The final rule, first proposed in December 2021, is aimed at improving the transparency and resiliency of money market funds, particularly in times of economic stress. The SEC cited the Covid-19 pandemic as a test to the market’s resiliency that exposed concerns the agency sought to address via rulemaking.

The new rule, as highlighted in an SEC fact sheet:

  • Increases minimum liquidity requirements for money market funds;
  • Removes provisions that permit funds to temporarily suspend redemptions through a gate and impose liquidity fees if their weekly liquid assets fall below a certain threshold; and
  • Requires institutional prime and institutional tax-exempt funds to impose liquidity fees—instead of initially proposed swing pricing requirements—when experiencing daily net redemptions that exceed 5 percent of net assets.

The changes take effect 60 days after publication in the Federal Register. Related reporting amendments to Form PF will become effective June 11, 2024.

This is the third round of money market reforms since 2010, and the agency’s Republican commissioners made it a point to focus on the negative effects of its 2014 effort that had granted the ability for money market funds to impose liquidity fees or redemption gates after crossing a specified liquidity threshold.

“The 2014 reforms exacerbated the very problems that they were supposed to address,” said Commissioner Mark Uyeda in a statement.

“[T]oday’s adoption contains the same flaw that tanked the 2014 money market fund rulemaking—an insistence that our own judgment is superior to that of money market funds, their sponsors, their boards, and their shareholders,” stated Commissioner Hester Peirce.

Uyeda and Peirce each voted against the rule adoption.

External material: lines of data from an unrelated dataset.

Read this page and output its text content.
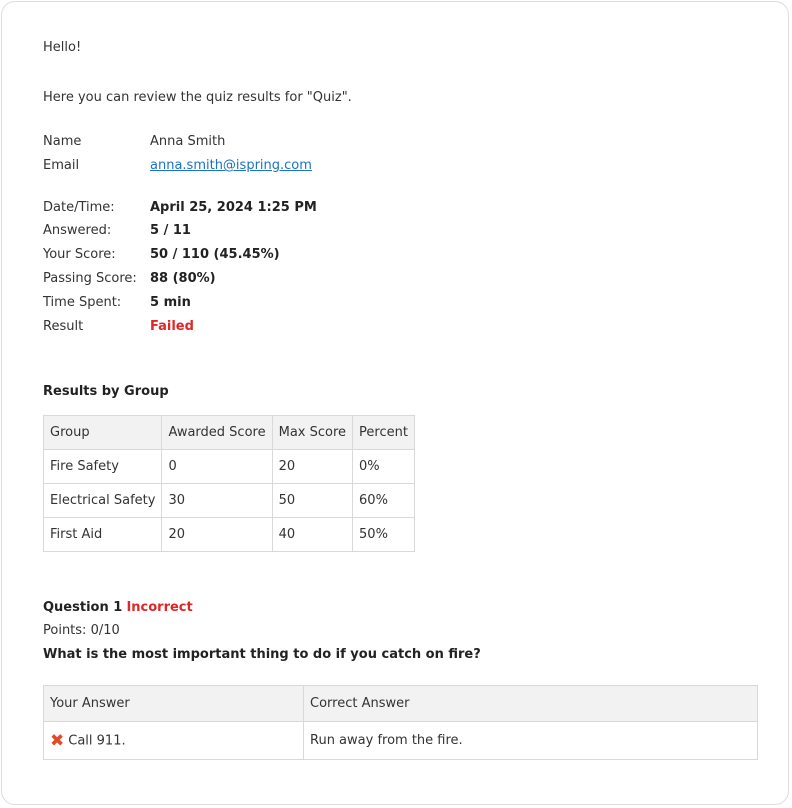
Hello!
Here you can review the quiz results for "Quiz".
Name	Anna Smith
Email	anna.smith@ispring.com
Date/Time:	April 25, 2024 1:25 PM
Answered:	5 / 11
Your Score:	50 / 110 (45.45%)
Passing Score: 88 (80%)
Time Spent: 5 min
Result	Failed
Results by Group
Group	Awarded Score	Max Score	Percent
Fire Safety	0	20	0%
Electrical Safety	30	50	60%
First Aid	20	40	50%
Question 1 Incorrect
Points: 0/10
What is the most important thing to do if you catch on fire?
Your Answer	Correct Answer
✖ Call 911.	Run away from the fire.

The agency’s Democrats, led by Chair Gary Gensler, instead focused on the potential impact of the rule to “make money market funds more resilient, liquid, and transparent, including in times of stress.”

However, Commissioner Caroline Crenshaw noted she will keep a close eye “to ensure that the protections we put in place now are the right ones.”

Also Wednesday, the SEC announced it proposed amendments to its Customer Protection Rule to require certain broker-dealers to increase the frequency of computations of net cash owed to customers and other broker-dealers from weekly to daily. The proposal will be open for comment for at least 60 days.